Dans la demande, la vitesse de la circulation monétaire entre également en ligne de compte. D'aucuns se demanderont s'il existe une limite à cette vitesse. Ils inclineront à croire que la demande — cette demande qui, avec l'offre, détermine le prix — est quelque chose de tout à fait indéfinissable.
Effectivement, on imagine difficilement pour la circulation monétaire une vitesse telle, qu'aucun progrès commercial ne puisse l'augmenter.
Supposons que nous ayons, à grand'peine, imaginé une vitesse limite de la circulation monétaire, et que quelqu'un propose alors d'imprégner les billets d'hydrogène sulfuré, pour que chacun s'empresse de les transmettre; nous nous apercevrons que la limite que nous imaginions n'était pas encore suffisante.

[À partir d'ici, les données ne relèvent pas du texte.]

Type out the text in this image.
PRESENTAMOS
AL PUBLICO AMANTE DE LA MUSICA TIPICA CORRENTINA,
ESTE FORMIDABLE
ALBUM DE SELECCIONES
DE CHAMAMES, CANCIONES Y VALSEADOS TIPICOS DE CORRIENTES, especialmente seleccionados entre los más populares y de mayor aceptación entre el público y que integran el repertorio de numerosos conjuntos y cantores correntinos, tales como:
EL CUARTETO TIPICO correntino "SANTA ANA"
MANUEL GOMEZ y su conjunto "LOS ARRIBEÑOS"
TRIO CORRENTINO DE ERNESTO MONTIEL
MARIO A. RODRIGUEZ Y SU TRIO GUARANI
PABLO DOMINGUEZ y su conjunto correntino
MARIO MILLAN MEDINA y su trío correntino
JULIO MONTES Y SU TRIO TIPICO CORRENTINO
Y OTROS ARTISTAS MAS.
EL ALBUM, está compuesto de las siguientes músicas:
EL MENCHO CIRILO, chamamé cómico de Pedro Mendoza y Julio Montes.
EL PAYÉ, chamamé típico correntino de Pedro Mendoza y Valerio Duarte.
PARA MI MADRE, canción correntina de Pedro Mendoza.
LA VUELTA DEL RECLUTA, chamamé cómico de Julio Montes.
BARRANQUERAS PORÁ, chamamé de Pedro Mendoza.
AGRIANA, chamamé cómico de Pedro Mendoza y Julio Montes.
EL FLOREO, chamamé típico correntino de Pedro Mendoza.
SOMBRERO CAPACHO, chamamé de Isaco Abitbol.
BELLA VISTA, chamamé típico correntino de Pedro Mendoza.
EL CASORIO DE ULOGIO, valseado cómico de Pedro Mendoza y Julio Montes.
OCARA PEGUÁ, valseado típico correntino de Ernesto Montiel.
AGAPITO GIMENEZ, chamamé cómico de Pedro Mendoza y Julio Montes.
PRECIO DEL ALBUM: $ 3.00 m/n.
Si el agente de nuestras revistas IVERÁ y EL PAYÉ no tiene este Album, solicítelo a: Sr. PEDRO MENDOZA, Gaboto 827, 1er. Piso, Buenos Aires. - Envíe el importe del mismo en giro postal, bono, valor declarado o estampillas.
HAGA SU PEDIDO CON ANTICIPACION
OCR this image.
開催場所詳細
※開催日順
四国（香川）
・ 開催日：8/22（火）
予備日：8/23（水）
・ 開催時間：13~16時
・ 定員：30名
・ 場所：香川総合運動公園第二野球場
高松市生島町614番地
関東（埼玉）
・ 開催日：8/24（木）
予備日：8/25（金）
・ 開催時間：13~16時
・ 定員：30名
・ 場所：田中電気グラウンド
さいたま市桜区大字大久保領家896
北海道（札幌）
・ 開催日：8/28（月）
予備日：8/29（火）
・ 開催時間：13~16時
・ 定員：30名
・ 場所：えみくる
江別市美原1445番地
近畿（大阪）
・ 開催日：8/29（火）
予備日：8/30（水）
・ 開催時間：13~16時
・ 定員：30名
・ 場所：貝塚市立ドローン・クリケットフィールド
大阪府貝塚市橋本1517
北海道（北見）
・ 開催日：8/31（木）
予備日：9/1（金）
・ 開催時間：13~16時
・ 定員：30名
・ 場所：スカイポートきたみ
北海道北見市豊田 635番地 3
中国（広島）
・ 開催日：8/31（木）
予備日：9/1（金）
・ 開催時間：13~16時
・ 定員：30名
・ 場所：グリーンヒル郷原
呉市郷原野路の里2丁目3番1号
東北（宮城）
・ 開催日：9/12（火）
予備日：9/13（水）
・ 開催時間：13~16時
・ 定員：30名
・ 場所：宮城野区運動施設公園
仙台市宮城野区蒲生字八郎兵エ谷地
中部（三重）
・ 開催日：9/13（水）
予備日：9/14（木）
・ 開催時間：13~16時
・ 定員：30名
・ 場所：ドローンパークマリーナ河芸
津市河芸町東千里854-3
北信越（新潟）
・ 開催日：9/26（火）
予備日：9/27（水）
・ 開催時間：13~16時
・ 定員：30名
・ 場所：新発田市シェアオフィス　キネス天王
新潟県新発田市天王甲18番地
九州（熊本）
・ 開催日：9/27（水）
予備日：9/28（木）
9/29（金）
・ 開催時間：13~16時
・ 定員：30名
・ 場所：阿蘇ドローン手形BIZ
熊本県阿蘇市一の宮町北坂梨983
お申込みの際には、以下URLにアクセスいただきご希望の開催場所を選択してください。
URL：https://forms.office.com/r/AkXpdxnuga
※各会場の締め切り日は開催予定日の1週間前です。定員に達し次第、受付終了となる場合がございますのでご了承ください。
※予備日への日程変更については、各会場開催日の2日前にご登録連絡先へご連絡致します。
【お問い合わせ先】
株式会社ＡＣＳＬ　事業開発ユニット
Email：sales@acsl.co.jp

Mais, en pratique, il importe peu pour la demande d'aujourd'hui, qu'on puisse augmenter demain la vitesse de la circulation monétaire. Sur le marché, c'est « aujourd'hui » qui compte ; « demain » n'importe que dans la mesure où l'on sait de quoi il sera fait. Il est impossible d'imaginer, pour les trains, une vitesse telle que plus aucun progrès ne l'augmentera. Néanmoins, pour aujourd'hui, cette vitesse ne dépasse pas la limite fixée par ce qui existe en fait de locomotives, de remblais, de ponts, de courbes. Chacun sait bien qu'il y a une limite à la vitesse où l'on voyage aujourd'hui. Un moment de réflexion nous permettra de nous familiariser avec l'idée que le numéraire non plus, ne peut pas circuler de nos jours à n'importe quelle vitesse, et que la technique commerciale actuelle fixe pour la circulation monétaire une limite absolument infranchissable pour le moment.
Ceci ne veut pas dire que l'organisation commerciale actuelle soit imperfectible. Elle se perfectionne tous les jours. En substituant à la diversité chaotique des anciennes pièces un système monétaire unique, dispensant de vérifier chaque pièce, la réforme monétaire allemande a certainement permis au numéraire de circuler plus vite (1).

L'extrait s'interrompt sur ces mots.